Her training as a sculptor and work experience on film and stage sets has provided her with a wide knowledge of materials, set design techniques and construction methods. In 2013 she completed a Post Graduate Diploma in Design, majoring in animation and digital sculpture, which as further enhanced her skills in the film making arena and as a professional sculptor.
Rose lives in Oakura, Taranaki with her young family of 3 children. And works from her newly purpose-built studio, sculpting in a variety of medium including steel, 3D printed plastic and using recycled materials like soft plastics that would otherwise go to landfill.
Wider artistic statement
My art practice is largely an investigation of the dichotomy of opposites. How binary oppositions relate and reflect one another. How does the seen world and the unseen world relate and give reference to one another? I am interested with the abstract concepts of light and dark, with relation to their physical and invisible properties.
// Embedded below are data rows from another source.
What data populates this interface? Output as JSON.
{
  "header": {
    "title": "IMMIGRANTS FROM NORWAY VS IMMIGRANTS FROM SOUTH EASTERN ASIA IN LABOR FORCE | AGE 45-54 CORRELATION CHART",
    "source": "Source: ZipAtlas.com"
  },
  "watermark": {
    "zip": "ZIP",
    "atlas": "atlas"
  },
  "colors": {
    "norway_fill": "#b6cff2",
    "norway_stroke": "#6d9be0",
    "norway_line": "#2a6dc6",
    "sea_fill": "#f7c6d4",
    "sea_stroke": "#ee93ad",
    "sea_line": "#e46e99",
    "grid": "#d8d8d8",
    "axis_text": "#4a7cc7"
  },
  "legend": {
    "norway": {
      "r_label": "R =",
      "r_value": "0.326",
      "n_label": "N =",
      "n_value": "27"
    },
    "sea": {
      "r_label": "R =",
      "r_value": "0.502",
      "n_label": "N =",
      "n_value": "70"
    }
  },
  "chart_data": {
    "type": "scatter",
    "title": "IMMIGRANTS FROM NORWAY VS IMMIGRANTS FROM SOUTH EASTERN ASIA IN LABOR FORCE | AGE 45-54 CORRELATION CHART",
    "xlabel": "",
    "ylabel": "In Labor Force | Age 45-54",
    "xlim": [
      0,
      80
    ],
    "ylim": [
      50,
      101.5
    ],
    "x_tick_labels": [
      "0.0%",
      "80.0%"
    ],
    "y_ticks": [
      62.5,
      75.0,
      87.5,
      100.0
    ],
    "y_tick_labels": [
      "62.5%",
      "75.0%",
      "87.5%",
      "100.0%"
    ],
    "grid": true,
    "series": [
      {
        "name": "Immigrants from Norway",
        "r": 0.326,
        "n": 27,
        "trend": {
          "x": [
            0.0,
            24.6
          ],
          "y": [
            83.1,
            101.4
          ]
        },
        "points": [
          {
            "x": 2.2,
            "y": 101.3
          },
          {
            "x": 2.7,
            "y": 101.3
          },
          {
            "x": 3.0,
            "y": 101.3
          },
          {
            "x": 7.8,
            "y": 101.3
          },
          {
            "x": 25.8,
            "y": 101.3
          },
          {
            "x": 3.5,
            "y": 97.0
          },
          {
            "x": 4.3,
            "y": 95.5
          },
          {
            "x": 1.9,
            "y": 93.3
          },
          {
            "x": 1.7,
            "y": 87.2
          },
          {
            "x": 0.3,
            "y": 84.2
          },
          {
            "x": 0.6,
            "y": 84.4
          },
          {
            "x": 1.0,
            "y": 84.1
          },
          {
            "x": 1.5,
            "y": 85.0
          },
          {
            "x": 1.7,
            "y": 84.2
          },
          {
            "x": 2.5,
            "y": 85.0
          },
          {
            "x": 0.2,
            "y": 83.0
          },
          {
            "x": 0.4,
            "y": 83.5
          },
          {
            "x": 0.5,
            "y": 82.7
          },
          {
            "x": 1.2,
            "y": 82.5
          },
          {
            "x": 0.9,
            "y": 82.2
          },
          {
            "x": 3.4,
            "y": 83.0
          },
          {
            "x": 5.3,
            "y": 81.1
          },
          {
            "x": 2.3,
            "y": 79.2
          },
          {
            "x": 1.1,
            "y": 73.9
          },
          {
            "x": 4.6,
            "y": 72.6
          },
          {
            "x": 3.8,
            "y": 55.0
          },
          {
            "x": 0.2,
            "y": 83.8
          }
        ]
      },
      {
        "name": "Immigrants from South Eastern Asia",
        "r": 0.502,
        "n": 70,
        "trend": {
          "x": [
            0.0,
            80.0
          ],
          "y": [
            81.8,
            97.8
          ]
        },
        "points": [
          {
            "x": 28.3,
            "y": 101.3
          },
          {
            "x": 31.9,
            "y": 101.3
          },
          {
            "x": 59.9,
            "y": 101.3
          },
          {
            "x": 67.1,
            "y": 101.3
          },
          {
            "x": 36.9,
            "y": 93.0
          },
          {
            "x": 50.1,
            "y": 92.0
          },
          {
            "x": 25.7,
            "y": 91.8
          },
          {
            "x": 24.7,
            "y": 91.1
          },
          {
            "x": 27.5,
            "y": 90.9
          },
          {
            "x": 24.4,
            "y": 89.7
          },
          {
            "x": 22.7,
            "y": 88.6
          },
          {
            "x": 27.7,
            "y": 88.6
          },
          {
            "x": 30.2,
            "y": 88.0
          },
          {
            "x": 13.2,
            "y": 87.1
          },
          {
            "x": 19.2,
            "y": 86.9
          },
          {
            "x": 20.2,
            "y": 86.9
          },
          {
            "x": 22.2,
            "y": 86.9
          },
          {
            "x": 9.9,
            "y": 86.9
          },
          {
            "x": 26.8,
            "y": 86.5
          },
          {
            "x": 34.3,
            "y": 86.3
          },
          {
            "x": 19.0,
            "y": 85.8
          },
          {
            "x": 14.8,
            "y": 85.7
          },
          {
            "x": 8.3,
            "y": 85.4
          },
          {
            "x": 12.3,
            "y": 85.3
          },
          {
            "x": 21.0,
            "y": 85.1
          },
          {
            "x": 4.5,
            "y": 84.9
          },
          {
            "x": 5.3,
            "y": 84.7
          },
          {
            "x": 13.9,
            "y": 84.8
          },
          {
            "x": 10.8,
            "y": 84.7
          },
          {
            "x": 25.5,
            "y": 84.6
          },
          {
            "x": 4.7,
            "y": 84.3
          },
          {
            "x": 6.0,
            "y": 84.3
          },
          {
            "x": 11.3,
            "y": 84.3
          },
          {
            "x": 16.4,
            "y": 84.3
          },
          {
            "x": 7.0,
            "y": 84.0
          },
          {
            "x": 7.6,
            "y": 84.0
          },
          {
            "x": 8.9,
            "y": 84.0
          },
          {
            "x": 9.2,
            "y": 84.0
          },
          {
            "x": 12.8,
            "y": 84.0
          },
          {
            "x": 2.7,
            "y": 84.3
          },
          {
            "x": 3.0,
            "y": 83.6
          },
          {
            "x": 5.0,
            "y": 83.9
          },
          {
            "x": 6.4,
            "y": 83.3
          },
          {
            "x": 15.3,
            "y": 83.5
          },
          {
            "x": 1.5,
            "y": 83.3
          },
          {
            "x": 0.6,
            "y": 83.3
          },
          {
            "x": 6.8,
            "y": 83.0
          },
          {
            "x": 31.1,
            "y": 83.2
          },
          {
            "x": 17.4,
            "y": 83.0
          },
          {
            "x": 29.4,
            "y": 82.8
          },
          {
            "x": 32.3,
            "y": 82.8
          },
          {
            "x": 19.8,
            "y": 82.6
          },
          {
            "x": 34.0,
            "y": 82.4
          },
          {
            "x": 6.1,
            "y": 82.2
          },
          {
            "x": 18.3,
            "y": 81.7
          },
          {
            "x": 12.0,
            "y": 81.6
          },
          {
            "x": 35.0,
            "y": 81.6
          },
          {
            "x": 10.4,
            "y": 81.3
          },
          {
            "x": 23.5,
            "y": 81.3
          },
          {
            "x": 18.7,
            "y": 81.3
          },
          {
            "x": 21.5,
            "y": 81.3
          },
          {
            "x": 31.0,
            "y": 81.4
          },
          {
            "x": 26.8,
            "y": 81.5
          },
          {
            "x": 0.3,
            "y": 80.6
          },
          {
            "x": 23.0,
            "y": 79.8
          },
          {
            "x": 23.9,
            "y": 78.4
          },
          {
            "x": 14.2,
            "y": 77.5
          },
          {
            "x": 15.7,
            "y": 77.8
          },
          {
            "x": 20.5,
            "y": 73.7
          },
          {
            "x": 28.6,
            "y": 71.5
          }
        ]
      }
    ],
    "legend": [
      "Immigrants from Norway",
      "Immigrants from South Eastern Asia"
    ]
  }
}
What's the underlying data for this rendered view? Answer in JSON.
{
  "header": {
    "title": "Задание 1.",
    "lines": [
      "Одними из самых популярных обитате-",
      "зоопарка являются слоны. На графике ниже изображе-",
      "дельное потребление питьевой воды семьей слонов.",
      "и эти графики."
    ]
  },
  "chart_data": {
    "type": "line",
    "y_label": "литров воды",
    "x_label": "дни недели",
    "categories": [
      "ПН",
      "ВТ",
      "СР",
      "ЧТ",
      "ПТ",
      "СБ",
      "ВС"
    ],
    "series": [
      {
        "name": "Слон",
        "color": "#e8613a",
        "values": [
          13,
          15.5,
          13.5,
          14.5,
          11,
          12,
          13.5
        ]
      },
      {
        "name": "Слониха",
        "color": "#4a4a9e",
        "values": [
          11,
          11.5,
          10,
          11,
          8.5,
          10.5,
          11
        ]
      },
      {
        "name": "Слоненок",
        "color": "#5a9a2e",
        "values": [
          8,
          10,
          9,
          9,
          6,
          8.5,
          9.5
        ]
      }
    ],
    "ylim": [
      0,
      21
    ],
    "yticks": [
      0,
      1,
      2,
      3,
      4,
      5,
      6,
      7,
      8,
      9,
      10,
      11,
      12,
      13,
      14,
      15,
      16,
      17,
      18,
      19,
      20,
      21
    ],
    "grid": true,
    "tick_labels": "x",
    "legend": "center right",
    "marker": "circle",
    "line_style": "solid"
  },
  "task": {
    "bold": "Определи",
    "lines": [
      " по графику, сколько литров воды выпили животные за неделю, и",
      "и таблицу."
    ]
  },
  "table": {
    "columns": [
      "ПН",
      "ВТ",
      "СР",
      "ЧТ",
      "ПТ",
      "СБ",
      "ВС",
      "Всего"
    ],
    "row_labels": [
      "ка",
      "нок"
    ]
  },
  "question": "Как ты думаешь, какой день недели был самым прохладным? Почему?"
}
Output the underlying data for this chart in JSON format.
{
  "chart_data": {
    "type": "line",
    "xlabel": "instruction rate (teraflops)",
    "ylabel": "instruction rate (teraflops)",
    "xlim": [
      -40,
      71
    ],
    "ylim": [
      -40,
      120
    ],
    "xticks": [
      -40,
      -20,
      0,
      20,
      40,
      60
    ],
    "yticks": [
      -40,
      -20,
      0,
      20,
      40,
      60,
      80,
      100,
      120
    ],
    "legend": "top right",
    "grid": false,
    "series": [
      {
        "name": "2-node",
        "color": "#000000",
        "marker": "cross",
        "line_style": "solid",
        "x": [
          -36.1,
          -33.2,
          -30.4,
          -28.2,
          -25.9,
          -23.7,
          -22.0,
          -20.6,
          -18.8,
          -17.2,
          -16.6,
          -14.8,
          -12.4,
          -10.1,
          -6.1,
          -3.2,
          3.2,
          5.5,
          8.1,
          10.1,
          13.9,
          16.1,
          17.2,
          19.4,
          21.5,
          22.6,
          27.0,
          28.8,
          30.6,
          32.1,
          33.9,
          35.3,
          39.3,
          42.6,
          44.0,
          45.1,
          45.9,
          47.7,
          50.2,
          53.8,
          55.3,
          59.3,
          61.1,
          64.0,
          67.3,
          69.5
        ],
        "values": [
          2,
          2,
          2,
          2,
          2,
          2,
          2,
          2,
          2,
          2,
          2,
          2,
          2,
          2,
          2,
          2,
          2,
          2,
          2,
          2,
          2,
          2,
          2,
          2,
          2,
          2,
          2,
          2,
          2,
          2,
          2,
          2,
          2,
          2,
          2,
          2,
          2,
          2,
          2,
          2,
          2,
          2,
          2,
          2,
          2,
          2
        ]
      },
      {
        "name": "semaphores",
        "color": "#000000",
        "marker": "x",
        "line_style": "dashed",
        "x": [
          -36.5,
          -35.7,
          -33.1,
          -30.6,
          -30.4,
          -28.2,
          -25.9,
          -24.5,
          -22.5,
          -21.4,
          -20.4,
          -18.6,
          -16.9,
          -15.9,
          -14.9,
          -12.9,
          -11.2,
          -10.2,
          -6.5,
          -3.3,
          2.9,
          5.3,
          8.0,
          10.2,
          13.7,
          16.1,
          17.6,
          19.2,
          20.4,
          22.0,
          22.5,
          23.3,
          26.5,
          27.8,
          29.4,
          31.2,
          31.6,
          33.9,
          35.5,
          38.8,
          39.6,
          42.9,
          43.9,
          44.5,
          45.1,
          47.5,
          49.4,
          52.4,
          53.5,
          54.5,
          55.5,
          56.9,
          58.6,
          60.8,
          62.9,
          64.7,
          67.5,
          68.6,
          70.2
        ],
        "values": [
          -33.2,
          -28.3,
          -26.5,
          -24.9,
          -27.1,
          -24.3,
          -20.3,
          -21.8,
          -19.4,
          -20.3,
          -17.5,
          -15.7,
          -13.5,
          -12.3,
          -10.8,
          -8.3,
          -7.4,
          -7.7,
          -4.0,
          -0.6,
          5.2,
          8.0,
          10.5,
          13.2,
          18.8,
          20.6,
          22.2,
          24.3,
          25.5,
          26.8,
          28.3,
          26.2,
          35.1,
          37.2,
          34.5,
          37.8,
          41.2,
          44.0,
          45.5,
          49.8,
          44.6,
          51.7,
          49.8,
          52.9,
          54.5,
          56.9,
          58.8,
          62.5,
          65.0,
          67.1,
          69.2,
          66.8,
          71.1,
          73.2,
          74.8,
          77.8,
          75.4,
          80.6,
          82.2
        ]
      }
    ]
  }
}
This concern with light and dark has also led me to investigate ideas of transparency and the relationship between the ethereal and the earthly, the spiritual and the physical, what is permanent and what is temporary. Who are we as a part of creation?
I have explored these concepts using various sculptural mediums. From the softness of wax to the rigidity of steel, I use solid materials in a way that speaks of both the abstract concepts of light and transparency, and also of darkness and density.
I have been developing a series of 3D printed work. What I like about this medium or process of creating is that it has the ability to print complex and intricate pieces that couldn’t otherwise be fabricated. The potential of 3D printing is another binary opposition – I can print delicate looking work that is actually made of a robust material.
Most recently I have begun to investigate and experiment with the use of waste products and have been stockpiling our families soft plastic waste that is not recyclable and would otherwise end up in the landfill or worse in our waterways and in the stomachs of precious animal species. A product that has such a temporary use and yet has such a permanence in the earth for so long.